If it’s true that in politics you are judged by the caliber of your enemies, Yukiya Amano is off to a stellar start. The 62-year-old Japanese technocrat has only been at the helm of the U.N.’s nuclear watchdog, the International Atomic Energy Agency (IAEA), for two months, but he is already exceedingly unpopular with the Iranian regime.
On Feb. 21, Alaeddin Boroujerdi, the influential head of the National Security and Foreign Policy Commission of Iran’s legislature, known as the Majles, took the unprecedented step of publicly chastising the newly-installed Mr. Amano. “We had announced earlier that the agency’s director general should avoid linking his reports to political issues, but Mr. Amano’s reports seem to be moving toward politicization,” the legislator told reporters.
Mr. Boroujerdi’s discontent stems from the IAEA’s latest report on Iran’s nuclear program, released publicly on Feb. 17. The study, the first issued by the agency with Mr. Amano at the helm, provides the IAEA’s most critical view to date of Iran’s nuclear endeavor, and of the possible dangers associated with it. Intelligence amassed by the IAEA, the report says, “raises concerns about the possible existence in Iran of past or current undisclosed activities related to the development of a nuclear payload for a missile. These alleged activities consist of a number of projects and subprojects, covering nuclear and missile related aspects, run by military-related organizations.”
The new IAEA assessment is all the more striking given the distinctly counterproductive role the IAEA has traditionally played in the international debate over Iran’s atomic effort. Under the direction of Egyptian diplomat par excellence Mohammed ElBaradei, the organization busied itself with all manner of issues, nuclear and otherwise, while giving short shrift to the strategic logic underpinning the ayatollahs’ enduring interest in the bomb. In the process, the organization and its famous head came to be seen as something less than an honest broker in the international effort to prevent the Islamic Republic from going nuclear. (Depending on how you view it, Mr. ElBaradei’s confession last year that he thought the Iranian regime may indeed be striving for nuclear weapons status after all was either a true change of heart, a savvy burnishing of his legacy, or an effort to bolster his credentials ahead of a possible bid for the Egyptian presidency.)

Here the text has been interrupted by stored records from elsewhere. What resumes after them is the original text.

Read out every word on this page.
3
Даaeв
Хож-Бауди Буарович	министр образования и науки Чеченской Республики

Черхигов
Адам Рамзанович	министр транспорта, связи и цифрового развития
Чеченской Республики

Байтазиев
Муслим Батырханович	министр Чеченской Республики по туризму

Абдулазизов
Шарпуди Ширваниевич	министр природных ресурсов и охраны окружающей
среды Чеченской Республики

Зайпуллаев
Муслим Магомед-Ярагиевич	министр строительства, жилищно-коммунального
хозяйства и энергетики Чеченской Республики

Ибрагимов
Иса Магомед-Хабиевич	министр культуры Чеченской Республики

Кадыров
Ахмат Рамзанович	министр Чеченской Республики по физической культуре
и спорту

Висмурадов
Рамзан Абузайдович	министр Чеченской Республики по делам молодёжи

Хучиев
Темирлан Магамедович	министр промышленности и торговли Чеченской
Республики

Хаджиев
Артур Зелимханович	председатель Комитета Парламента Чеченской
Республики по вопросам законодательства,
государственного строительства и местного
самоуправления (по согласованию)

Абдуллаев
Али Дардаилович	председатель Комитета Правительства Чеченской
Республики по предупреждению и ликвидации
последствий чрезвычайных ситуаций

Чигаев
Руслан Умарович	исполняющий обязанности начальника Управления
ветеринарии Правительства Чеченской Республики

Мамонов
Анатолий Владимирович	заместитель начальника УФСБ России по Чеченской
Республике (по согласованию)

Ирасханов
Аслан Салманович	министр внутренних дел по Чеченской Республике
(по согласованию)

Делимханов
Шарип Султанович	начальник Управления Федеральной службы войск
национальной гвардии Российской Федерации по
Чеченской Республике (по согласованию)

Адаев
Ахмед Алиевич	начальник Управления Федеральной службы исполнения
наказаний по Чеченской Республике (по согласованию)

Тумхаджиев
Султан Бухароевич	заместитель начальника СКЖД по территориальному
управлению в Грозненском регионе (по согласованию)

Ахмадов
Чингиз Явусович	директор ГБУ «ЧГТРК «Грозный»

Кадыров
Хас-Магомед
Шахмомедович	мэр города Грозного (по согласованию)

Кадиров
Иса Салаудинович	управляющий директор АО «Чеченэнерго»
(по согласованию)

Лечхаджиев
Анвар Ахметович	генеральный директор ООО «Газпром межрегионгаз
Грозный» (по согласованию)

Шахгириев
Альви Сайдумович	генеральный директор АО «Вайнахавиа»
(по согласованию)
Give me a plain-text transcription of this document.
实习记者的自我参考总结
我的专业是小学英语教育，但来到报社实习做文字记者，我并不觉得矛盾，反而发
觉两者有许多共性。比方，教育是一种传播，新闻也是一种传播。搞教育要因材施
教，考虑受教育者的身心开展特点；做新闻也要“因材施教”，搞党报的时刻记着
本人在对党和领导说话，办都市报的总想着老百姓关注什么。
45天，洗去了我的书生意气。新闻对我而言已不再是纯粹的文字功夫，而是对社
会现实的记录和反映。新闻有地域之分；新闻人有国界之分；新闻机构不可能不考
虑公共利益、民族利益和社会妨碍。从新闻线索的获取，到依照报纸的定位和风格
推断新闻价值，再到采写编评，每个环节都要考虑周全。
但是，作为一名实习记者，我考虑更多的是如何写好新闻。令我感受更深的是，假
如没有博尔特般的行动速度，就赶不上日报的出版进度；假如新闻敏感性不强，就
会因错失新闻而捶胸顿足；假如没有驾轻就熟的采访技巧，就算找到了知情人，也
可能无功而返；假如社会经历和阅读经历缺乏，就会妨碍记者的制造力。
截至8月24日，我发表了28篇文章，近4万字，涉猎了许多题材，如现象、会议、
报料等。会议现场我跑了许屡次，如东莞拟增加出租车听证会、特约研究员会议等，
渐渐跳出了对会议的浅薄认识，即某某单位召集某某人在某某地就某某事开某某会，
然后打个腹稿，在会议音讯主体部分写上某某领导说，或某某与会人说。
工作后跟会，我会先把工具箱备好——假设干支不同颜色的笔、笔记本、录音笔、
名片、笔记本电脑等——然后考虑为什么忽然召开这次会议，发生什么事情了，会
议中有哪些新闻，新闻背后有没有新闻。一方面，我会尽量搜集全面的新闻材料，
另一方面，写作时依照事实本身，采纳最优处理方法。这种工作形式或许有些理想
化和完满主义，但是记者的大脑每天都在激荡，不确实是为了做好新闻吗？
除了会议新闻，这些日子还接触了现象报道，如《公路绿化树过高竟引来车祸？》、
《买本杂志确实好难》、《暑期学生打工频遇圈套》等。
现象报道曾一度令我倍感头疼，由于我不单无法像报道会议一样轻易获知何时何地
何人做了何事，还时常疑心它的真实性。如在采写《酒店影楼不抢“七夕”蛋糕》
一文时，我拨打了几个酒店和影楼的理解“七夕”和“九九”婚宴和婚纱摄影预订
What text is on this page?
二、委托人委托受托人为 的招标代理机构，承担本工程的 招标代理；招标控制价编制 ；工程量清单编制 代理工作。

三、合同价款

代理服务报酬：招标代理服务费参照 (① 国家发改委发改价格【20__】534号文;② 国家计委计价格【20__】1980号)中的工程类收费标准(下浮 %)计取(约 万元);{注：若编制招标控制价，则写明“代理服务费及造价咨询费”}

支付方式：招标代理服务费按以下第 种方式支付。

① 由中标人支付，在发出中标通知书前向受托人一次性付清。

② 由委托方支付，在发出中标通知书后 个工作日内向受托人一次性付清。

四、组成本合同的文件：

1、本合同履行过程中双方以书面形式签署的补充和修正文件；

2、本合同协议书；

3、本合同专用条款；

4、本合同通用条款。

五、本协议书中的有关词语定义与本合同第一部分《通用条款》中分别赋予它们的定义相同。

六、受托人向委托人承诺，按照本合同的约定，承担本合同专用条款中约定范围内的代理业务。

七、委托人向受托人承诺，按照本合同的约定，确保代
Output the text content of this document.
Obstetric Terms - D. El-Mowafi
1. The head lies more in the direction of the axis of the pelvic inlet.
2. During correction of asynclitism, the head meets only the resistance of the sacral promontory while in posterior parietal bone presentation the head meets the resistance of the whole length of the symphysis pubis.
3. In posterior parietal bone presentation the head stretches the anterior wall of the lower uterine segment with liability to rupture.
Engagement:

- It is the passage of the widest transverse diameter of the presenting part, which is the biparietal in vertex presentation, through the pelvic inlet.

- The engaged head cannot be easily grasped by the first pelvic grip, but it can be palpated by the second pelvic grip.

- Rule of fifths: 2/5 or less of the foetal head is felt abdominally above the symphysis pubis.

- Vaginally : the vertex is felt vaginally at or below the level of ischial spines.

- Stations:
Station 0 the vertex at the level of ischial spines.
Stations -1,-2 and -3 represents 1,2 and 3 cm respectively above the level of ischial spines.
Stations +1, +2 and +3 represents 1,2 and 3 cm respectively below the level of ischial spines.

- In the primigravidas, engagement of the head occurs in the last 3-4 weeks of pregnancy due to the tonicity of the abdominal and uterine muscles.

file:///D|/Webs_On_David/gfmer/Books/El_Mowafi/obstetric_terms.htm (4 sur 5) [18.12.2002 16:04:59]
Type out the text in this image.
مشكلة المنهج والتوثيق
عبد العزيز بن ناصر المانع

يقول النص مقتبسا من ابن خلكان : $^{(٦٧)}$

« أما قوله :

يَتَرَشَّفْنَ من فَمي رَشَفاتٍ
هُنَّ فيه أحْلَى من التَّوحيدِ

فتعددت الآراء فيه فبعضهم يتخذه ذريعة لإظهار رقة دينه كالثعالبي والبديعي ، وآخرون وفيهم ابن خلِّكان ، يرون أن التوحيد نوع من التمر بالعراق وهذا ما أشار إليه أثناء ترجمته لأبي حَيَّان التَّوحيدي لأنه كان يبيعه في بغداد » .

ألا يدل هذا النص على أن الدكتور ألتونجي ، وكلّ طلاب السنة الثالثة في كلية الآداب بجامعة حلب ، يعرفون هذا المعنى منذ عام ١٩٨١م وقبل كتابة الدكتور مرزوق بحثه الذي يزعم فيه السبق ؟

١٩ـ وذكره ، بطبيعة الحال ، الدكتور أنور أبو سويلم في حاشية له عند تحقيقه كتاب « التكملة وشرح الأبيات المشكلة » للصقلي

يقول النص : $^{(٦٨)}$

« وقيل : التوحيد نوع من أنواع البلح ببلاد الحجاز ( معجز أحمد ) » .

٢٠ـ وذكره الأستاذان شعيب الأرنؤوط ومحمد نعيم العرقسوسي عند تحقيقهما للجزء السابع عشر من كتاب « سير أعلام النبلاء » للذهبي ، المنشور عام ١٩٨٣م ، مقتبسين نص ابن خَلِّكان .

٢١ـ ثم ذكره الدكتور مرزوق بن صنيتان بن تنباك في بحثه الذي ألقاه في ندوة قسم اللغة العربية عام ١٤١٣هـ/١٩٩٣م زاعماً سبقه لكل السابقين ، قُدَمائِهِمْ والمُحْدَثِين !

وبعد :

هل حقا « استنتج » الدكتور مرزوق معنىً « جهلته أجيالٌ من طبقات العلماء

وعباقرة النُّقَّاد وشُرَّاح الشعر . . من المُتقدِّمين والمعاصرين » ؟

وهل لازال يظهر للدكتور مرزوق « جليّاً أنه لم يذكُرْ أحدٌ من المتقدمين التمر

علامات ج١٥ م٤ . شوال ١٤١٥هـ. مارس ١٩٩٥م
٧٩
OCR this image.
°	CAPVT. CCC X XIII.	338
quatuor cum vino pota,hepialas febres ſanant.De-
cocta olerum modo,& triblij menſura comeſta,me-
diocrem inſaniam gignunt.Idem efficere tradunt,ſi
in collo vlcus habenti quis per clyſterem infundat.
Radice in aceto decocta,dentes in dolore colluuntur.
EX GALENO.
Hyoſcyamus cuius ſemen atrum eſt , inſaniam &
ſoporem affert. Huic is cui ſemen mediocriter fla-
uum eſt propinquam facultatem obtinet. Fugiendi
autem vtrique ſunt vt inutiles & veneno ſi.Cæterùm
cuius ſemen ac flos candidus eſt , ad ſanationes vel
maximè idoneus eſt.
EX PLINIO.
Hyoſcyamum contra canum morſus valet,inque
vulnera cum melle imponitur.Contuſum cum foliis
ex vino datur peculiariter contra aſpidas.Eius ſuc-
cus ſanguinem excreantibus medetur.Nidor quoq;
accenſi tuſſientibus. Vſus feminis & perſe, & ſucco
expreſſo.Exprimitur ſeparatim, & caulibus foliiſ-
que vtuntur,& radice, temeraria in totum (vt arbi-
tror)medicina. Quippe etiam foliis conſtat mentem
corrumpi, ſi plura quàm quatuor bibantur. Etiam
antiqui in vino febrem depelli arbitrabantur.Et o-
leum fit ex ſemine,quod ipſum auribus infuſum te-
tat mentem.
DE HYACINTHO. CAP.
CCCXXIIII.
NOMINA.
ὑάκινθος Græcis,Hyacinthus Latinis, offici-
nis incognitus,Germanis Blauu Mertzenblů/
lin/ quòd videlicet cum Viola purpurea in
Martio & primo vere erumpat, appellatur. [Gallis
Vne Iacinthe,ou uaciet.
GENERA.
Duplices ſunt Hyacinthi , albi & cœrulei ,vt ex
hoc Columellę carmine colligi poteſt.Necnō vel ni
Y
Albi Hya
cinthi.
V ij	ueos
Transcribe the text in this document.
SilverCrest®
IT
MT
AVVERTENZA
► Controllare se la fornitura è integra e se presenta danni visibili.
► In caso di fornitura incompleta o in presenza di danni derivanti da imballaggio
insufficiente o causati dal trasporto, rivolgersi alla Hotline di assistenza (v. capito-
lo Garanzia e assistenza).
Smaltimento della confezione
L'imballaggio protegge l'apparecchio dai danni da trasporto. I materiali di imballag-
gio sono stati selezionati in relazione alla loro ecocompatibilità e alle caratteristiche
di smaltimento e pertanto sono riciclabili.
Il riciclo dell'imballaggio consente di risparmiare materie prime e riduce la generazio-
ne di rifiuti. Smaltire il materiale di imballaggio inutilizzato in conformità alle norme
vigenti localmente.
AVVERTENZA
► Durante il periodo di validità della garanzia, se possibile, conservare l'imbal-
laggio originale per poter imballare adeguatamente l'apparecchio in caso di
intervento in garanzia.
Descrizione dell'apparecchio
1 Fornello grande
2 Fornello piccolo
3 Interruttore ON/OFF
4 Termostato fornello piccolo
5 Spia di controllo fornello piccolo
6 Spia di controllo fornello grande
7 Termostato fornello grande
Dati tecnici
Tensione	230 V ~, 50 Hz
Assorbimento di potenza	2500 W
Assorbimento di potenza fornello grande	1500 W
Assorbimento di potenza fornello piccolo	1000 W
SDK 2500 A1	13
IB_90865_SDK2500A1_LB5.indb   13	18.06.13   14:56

All of which makes the IAEA’s latest critical look at Iran’s nuclear program all the more devastating for Iran - and helpful to the West. More than two months after President Obama’s informal year-end deadline for “engagement” with the Iranian regime, momentum is building within the Capital Beltway for serious economic sanctions against Iran. A wide range of measures - from the sweeping ban on Iran’s gasoline imports favored by Congress to the more “targeted” sanctions against Iranian financial interests and actors embraced by the White House - is now on the table. The common denominator in all of these, however, is leverage.
Simply put, Washington does not have much. After three decades of embargo, trade between the U.S. and the Islamic Republic is minimal; in 2009, the bilateral trade balance between the United States and Iran stood at less than $250 million, according to the U.S. Census Bureau. America’s coalition partners, by contrast, have much more.
Europe, for example, wields considerable power vis-a-vis the Iranian regime. Two-way trade between the Islamic Republic and EU states is estimated to have surpassed $10 billion last year, and Iran is reliant on Europe for nearly 40 percent of its high technology needs. Increasingly, moreover, countries there are putting their money where their mouths are, and curtailing their commercial dealings with Iran. In recent weeks, a spate of European companies - including Italy’s ENI and Germany’s Siemens - have begun to rethink future trade with Tehran. These decisions have been further buttressed by the evolving European position toward the Islamic Republic. The European Parliament is said to have recently begun lobbying telecommunications firms like Nokia and Siemens to sever economic ties to Tehran entirely over its violations of human rights and censorship practices in the wake of last summer’s contested presidential election.
The IAEA’s new, more sober reading of Iran’s nuclear intentions should serve to reinforce these trends, and help to add new members to the emerging international consensus regarding the need to isolate Iran. If it does, Mr. Amano’s tenure as the IAEA’s director general could already be considered more successful than that of his predecessor.
Ilan Berman is vice president of the American Foreign Policy Council in Washington.